Music mogul and rapper Jay-Z is adding a new industry to his ever expanding billion dollar portfolio — cannabis.
Jay-Z, 49, is now in partnership with Caliva, a high (no pun intended) end cannabis company based in California, High Times is reporting. He will take over as chief brand strategist, shaping the company’s face with customers and the industry.
Caliva has been around for four years and includes 14 cannabis licenses. It’s considered one of California’s largest producers of cannabis and related products processing 11,000 pounds of the plant each year.
“Jay is one of the most successful businessmen of our time, and one of the largest brands in entertainment himself,” said Kraig Fox, High Times CEO and president. “As we’ve said before, 2019 is the year of the brand for cannabis. Jay-Z entering the space is clear evidence of that.”
The Brooklyn rapper, who has admitted to selling drugs illegally in his past, is now a purveyor of all things cool and successful.

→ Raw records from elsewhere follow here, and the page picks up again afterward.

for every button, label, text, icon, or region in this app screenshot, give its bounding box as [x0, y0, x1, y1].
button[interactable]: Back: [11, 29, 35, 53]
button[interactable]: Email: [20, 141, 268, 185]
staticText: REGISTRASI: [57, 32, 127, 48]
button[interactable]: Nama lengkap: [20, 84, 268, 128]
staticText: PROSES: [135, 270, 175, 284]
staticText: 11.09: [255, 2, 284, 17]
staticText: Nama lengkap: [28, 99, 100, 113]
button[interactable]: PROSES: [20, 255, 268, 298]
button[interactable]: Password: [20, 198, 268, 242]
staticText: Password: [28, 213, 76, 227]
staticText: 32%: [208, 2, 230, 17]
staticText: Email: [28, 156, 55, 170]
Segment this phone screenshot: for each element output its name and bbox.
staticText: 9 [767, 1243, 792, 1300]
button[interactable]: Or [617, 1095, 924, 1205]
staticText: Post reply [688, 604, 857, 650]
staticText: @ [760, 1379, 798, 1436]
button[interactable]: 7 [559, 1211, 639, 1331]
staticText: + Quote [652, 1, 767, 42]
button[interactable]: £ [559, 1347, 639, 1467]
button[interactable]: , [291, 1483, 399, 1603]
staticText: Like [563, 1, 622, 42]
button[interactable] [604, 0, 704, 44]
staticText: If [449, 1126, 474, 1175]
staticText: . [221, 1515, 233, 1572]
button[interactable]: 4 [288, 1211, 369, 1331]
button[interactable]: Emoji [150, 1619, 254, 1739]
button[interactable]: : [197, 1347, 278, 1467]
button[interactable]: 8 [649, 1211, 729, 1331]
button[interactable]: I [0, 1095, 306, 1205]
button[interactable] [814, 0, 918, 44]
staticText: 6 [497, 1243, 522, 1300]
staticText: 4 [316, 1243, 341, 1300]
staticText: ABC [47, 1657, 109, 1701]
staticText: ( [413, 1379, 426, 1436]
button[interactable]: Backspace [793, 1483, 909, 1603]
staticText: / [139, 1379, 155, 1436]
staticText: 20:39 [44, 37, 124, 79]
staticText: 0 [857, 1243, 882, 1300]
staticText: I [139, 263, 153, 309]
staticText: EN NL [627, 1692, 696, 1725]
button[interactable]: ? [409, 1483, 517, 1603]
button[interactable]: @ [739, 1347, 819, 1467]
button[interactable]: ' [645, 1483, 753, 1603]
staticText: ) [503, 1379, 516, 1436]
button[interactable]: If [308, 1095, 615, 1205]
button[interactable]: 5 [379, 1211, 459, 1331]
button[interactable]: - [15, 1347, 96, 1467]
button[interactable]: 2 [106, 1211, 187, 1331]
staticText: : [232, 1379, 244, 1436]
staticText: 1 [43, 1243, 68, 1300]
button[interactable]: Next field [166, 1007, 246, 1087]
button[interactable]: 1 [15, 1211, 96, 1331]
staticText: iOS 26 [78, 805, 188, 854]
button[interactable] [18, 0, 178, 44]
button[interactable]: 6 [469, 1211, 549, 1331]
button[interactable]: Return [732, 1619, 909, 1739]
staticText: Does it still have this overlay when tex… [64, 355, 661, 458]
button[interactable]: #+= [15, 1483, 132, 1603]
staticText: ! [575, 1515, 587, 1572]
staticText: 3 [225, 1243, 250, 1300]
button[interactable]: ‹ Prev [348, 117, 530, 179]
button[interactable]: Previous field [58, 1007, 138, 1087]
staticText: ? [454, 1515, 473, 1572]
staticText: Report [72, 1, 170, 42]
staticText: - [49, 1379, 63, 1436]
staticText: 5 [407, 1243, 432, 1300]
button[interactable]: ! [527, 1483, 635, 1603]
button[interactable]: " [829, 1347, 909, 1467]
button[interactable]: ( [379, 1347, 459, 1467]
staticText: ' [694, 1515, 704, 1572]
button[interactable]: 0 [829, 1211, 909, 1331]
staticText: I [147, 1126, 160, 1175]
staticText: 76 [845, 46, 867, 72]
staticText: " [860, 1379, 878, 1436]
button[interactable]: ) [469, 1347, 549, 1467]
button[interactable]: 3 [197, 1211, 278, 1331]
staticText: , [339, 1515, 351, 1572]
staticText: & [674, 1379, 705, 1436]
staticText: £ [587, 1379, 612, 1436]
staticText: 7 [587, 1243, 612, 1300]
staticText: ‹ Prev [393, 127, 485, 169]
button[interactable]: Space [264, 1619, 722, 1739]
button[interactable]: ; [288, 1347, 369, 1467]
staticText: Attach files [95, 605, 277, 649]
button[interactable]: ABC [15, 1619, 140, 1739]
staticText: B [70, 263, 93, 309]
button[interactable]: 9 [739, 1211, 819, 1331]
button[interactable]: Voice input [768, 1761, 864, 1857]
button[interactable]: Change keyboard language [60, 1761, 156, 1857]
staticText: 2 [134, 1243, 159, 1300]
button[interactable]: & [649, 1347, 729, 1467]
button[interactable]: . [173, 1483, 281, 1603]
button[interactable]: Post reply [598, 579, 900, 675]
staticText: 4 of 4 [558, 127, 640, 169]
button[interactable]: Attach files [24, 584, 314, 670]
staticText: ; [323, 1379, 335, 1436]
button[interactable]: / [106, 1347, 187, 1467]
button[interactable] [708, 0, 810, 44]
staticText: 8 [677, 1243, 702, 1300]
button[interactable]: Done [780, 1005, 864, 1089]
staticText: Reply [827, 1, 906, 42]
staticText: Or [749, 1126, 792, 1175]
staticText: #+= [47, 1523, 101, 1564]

His association with Caliva not only brings an A-list celebrity presence to the green industry, but also lends a sense of legitimacy and indicates where things are headed.
Jay-Z intends for his role to go beyond marketing and social media. Social justice will be a large part as well where he plans to work on correcting inequities involving the “War on Drugs” and the criminal justice system. He will also focus on hiring formerly incarcerated people to work with Caliva.
“Anything I do, I want to do correctly and at the highest level,” the rapper told High Times. “With all the potential in the cannabis industry, Caliva’s expertise and ethos make them the best partners for this endeavor. We want to create something amazing, have fun in the process, do good and bring people along the way.”
Fox believes Jay-Z’s role at Caliva will have worldwide significance in changing the public’s overall perception of cannabis.
“Jay’s focus on developing opportunities for those hurt by the prohibition of cannabis is not only smart for the business bottom line, but crucial to dismantling the decades of consequence bestowed on the segments of the population who were disproportionately impacted by the War on Drugs,” Fox said.